The teenage romantic comedy for people who listen to vinyl records and watch Wes Anderson movies. ME AND EARL AND THE DYING GIRL takes cues from about 70 different classic movies, which it references, steals from, and artfully incorporates into a plot about a self-hating introvert who is forced to become friends with a terminally ill girl. With a Brian Eno soundtrack and a killer sense of humor, ME AND EARL AND THE DYING GIRL is the alternative solution for mainstream teen movies like THE FAULT IN OUR STARS.

In GRAVITY, Sandra Bullock is trapped floating endlessly in space for 90 minutes, which becomes a heart-pounding, intensely spiritual action movie about the will to survive.

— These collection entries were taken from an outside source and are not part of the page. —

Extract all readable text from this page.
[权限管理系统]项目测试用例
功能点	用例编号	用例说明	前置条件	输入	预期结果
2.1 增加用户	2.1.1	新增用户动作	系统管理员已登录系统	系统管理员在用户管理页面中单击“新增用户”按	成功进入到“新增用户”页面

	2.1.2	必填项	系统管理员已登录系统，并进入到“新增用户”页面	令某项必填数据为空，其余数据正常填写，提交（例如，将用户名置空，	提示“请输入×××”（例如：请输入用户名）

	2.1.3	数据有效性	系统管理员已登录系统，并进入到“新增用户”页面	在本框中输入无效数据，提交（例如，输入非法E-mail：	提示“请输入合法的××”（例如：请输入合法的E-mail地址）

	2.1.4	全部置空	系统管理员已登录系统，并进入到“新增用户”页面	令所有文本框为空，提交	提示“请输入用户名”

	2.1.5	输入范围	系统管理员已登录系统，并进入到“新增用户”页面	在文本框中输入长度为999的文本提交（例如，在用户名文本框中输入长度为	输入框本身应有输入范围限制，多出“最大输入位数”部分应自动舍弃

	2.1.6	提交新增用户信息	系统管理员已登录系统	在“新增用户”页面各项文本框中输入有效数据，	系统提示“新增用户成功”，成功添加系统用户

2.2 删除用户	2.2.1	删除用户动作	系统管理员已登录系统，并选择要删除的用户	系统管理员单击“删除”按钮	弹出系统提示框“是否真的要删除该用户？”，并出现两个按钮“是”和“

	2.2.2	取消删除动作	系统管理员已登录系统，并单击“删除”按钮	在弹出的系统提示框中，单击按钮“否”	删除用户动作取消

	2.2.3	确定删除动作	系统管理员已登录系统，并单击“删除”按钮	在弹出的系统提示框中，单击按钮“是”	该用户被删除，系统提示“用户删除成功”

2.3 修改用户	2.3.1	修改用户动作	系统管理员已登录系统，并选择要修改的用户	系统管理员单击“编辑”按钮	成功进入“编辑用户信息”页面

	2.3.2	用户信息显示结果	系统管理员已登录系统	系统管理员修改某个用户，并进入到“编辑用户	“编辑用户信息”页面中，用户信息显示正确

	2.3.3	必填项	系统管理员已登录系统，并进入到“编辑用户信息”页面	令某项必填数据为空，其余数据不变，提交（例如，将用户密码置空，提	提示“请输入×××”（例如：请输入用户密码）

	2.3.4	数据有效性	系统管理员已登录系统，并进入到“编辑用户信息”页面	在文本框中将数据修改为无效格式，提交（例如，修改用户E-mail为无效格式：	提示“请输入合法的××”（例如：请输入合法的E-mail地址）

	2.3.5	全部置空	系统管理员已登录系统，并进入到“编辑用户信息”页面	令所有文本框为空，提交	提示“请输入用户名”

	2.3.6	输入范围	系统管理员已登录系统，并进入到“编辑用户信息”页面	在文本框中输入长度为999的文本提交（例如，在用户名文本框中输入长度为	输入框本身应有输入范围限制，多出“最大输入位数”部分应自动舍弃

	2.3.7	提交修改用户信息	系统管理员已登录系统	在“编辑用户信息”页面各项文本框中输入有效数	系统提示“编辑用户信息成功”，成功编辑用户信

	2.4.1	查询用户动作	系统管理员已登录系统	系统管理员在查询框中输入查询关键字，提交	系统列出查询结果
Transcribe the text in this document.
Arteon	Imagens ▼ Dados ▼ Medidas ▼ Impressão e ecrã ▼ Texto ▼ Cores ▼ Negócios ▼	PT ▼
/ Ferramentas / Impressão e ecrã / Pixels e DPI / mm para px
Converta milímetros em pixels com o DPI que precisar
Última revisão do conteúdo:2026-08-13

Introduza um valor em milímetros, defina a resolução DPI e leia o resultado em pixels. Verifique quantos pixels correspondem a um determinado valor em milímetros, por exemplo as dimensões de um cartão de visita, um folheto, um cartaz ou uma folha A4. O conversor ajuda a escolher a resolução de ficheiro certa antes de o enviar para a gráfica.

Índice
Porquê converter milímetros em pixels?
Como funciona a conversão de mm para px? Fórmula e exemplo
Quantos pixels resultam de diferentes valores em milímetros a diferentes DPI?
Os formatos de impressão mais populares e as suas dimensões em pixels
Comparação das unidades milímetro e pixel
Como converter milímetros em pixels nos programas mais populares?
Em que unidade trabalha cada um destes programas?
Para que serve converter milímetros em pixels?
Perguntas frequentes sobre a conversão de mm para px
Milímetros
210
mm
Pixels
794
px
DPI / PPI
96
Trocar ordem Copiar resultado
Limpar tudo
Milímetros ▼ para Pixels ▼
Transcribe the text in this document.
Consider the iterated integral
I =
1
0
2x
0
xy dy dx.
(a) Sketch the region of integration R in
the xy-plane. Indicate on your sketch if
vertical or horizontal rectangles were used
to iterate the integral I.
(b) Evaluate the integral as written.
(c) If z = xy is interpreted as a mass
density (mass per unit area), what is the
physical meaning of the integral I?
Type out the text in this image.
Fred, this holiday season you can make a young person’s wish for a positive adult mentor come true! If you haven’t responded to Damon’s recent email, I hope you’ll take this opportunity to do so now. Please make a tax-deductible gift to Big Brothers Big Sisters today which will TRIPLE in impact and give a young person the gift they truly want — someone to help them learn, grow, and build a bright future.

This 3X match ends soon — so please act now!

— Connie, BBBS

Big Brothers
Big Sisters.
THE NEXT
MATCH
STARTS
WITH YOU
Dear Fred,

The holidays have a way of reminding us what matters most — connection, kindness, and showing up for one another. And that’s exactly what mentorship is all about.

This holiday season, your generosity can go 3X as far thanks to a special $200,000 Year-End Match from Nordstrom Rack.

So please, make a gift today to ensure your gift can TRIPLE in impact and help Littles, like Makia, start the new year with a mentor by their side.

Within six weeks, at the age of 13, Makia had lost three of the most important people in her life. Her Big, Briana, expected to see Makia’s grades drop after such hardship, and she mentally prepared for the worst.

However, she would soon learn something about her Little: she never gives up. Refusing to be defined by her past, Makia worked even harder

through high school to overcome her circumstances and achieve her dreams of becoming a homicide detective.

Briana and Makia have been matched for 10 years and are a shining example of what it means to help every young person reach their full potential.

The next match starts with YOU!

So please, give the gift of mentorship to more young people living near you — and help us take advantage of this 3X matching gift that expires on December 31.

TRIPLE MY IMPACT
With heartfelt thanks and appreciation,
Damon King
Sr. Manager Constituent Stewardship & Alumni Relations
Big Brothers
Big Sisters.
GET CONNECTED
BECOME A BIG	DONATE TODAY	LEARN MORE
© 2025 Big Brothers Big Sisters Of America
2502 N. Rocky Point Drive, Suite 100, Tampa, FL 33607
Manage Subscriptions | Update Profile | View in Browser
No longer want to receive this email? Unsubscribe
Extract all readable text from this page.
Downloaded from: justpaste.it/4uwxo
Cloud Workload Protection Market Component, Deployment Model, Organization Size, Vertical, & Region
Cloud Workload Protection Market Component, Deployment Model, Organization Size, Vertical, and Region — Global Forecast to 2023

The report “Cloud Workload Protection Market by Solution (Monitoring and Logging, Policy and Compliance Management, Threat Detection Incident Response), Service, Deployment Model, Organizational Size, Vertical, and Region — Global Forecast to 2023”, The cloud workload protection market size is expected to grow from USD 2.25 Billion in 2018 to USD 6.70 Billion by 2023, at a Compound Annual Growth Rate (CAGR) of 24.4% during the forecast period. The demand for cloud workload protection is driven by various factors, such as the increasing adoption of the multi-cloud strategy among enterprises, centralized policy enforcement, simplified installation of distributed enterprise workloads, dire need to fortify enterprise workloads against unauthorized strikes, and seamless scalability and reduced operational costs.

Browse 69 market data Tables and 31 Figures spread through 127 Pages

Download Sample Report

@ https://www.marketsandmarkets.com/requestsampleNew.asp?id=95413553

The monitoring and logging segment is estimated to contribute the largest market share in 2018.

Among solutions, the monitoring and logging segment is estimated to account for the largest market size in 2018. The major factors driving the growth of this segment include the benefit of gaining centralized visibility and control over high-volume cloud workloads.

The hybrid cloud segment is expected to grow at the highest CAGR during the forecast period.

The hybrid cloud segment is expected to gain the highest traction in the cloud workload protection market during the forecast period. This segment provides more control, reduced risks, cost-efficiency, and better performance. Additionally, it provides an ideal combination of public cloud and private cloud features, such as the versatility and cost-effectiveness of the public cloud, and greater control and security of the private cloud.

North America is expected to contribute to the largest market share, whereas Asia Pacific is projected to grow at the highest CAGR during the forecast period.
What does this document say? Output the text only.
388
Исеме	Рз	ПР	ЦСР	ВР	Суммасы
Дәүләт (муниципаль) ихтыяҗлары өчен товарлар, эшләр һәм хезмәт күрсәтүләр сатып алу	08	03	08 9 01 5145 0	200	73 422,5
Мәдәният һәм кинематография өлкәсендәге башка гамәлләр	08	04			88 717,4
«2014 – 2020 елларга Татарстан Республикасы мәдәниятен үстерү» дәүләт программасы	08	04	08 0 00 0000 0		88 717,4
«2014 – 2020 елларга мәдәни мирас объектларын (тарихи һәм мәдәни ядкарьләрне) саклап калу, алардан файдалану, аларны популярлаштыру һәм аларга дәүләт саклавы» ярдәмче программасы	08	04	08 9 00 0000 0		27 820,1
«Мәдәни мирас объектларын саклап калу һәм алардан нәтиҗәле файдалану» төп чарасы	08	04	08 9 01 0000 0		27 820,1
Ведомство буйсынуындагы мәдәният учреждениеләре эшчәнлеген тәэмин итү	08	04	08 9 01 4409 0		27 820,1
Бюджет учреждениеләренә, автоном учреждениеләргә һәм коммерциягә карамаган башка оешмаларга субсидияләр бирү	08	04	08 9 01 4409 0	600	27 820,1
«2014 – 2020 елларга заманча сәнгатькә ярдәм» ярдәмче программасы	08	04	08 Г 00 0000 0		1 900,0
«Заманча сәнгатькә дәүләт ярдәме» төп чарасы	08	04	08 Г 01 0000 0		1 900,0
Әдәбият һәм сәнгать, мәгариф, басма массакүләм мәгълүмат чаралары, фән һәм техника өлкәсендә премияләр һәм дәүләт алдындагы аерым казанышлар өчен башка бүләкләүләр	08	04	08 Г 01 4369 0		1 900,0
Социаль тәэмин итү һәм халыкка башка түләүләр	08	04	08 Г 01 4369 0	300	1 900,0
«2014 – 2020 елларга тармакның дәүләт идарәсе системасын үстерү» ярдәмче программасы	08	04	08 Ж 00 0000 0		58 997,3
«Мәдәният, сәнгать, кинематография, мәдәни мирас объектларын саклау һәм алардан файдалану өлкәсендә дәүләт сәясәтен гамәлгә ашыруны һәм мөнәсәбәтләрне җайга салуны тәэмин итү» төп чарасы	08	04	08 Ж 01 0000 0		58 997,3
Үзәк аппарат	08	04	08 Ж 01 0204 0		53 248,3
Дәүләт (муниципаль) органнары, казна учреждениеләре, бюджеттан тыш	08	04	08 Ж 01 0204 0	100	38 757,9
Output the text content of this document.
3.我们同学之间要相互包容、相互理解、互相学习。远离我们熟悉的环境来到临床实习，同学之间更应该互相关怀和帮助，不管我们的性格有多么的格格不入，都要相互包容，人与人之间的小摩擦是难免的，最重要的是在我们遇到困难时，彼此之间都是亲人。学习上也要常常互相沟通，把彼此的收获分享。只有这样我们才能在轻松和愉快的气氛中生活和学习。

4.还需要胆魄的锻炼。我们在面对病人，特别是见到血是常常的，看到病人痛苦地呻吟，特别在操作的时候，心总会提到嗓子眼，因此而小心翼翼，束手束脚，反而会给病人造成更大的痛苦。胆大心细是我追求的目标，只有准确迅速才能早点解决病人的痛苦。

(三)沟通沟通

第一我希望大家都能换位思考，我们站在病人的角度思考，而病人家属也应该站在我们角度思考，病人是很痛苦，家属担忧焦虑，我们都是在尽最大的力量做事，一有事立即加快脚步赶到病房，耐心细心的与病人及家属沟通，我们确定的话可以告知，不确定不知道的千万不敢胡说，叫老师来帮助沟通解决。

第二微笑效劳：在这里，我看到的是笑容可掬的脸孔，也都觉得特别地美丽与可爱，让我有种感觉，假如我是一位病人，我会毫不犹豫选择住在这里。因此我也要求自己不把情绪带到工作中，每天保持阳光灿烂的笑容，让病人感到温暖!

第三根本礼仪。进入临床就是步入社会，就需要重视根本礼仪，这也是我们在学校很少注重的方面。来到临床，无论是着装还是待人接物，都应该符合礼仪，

Not only is it beautiful to look at (you would think they actually filmed it in space! but obviously not), but it’s also a smart science fiction movie that thinks differently about storytelling.

If you aren’t already convinced that Oscar Isaac is one of the greatest actors of this generation, watch the first five minutes of INSIDE LLEWYN DAVIS and you will be converted. This movie follows a folk singer as he burns bridge after bridge in 1960s New York City, all the while singing some of the most haunting songs you will ever hear. Loosely inspired by James Joyce’s ULYSSES, this movie is a journey ultimately ending in nothing, but the journey is worth taking all the same.